Whatever the reason may be, Crawford has certainly gotten something of a raw deal, both from a local and a national perspective. The guy led the Hawks to a Stanley Cup with brilliant play last season, probably deserved the Conn Smythe Trophy, and many still scoffed at the idea of him receiving a long-term contract, just as he did when Chicago signed him to a six-year extension with a $6.5 million cap hit.

That cap hit that he'll carry going into next year, and beyond, is the league's eighth highest cap hit for a goaltender. Netminders that rank higher than him in terms of the financials include Cam Ward, Roberto Luongo, and Pekka Rinne, none of which are currently suiting up for a playoff team. Most importantly, Cam Ward is making more money than Corey Crawford. Of those that make more than Crawford, only Tuukka Rask (2.04) and Jonathan Quick (2.07) posted a better goals against average than he did, finishing at 2.26.

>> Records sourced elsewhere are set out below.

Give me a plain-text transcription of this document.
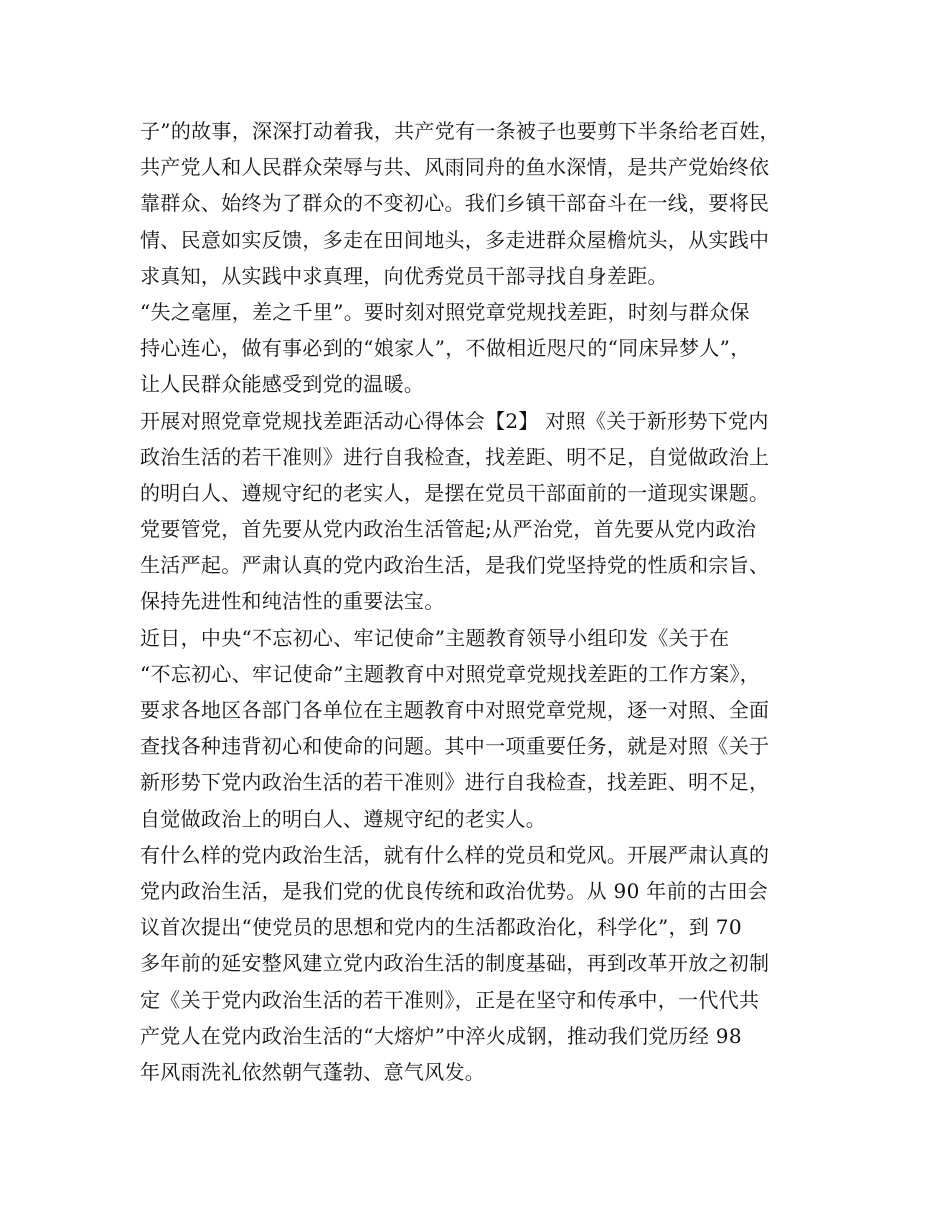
子”的故事，深深打动着我，共产党有一条被子也要剪下半条给老百姓，
共产党人和人民群众荣辱与共、风雨同舟的鱼水深情，是共产党始终依
靠群众、始终为了群众的不变初心。我们乡镇干部奋斗在一线，要将民
情、民意如实反馈，多走在田间地头，多走进群众屋檐炕头，从实践中
求真知，从实践中求真理，向优秀党员干部寻找自身差距。
“失之毫厘，差之千里”。要时刻对照党章党规找差距，时刻与群众保
持心连心，做有事必到的“娘家人”，不做相近咫尺的“同床异梦人”，
让人民群众能感受到党的温暖。
开展对照党章党规找差距活动心得体会【2】 对照《关于新形势下党内
政治生活的若干准则》进行自我检查，找差距、明不足，自觉做政治上
的明白人、遵规守纪的老实人，是摆在党员干部面前的一道现实课题。
党要管党，首先要从党内政治生活管起;从严治党，首先要从党内政治
生活严起。严肃认真的党内政治生活，是我们党坚持党的性质和宗旨、
保持先进性和纯洁性的重要法宝。
近日，中央“不忘初心、牢记使命”主题教育领导小组印发《关于在
“不忘初心、牢记使命”主题教育中对照党章党规找差距的工作方案》，
要求各地区各部门各单位在主题教育中对照党章党规，逐一对照、全面
查找各种违背初心和使命的问题。其中一项重要任务，就是对照《关于
新形势下党内政治生活的若干准则》进行自我检查，找差距、明不足，
自觉做政治上的明白人、遵规守纪的老实人。
有什么样的党内政治生活，就有什么样的党员和党风。开展严肃认真的
党内政治生活，是我们党的优良传统和政治优势。从 90 年前的古田会
议首次提出“使党员的思想和党内的生活都政治化，科学化”，到 70
多年前的延安整风建立党内政治生活的制度基础，再到改革开放之初制
定《关于党内政治生活的若干准则》，正是在坚守和传承中，一代代共
产党人在党内政治生活的“大熔炉”中淬火成钢，推动我们党历经 98
年风雨洗礼依然朝气蓬勃、意气风发。
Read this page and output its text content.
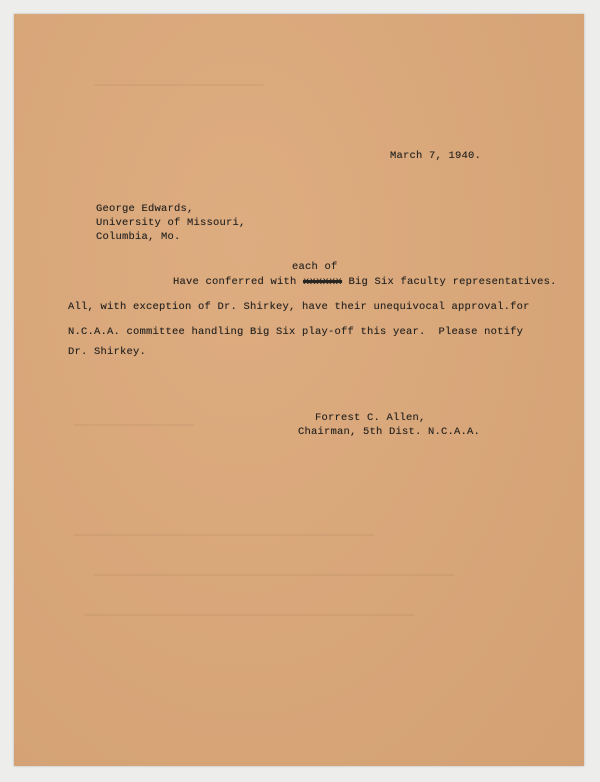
March 7, 1940.
George Edwards,
University of Missouri,
Columbia, Mo.
each of
Have conferred with xxxxxx Big Six faculty representatives.
All, with exception of Dr. Shirkey, have their unequivocal approval.for
N.C.A.A. committee handling Big Six play-off this year.  Please notify
Dr. Shirkey.
Forrest C. Allen,
Chairman, 5th Dist. N.C.A.A.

But it's during these playoffs where we've seen Crawford really start to shine again and throw a middle finger toward the rest of the mainstream hockey world. His 1.87 GAA is second only to Rask among starting goaltenders in the postseason, with his save percentage (currently sitting at .936) ranking behind only Rask and Steve Mason, the latter of which will be watching the remainder of the postseason from home. Even more impressive, his save percentage on the penalty kill is at .962, which is second to Mason (who was at 1.000 vs. a putrid New York power play) and almost 30 points ahead of the next closest mark, which is Jonathan Quick at .938.

Crawford didn't have the most terrific of regular seasons, but when it comes down to it, does it really matter? After all, both fans and national media are now lauding Bryan Bickell for a fantastic postseason following a subpar regular season. Can't we do the same for Crawford? He probably isn't going to win a Vezina Trophy any time soon, but if the Blackhawks make another stellar run for a third Stanley Cup in the last five seasons, you'd be hard-pressed to find anyone more deserving of the Conn Smythe than him. Again.

It's unlikely we'll reach a point where the critics of Crawford simply slink away and allow the rest of us to marvel at his postseason play without any sort of distraction, especially with that contract that kicks into effect next year. But when it comes down to it, there are very few active netminders that any reasonable individual would have going into a playoff series over Corey Crawford.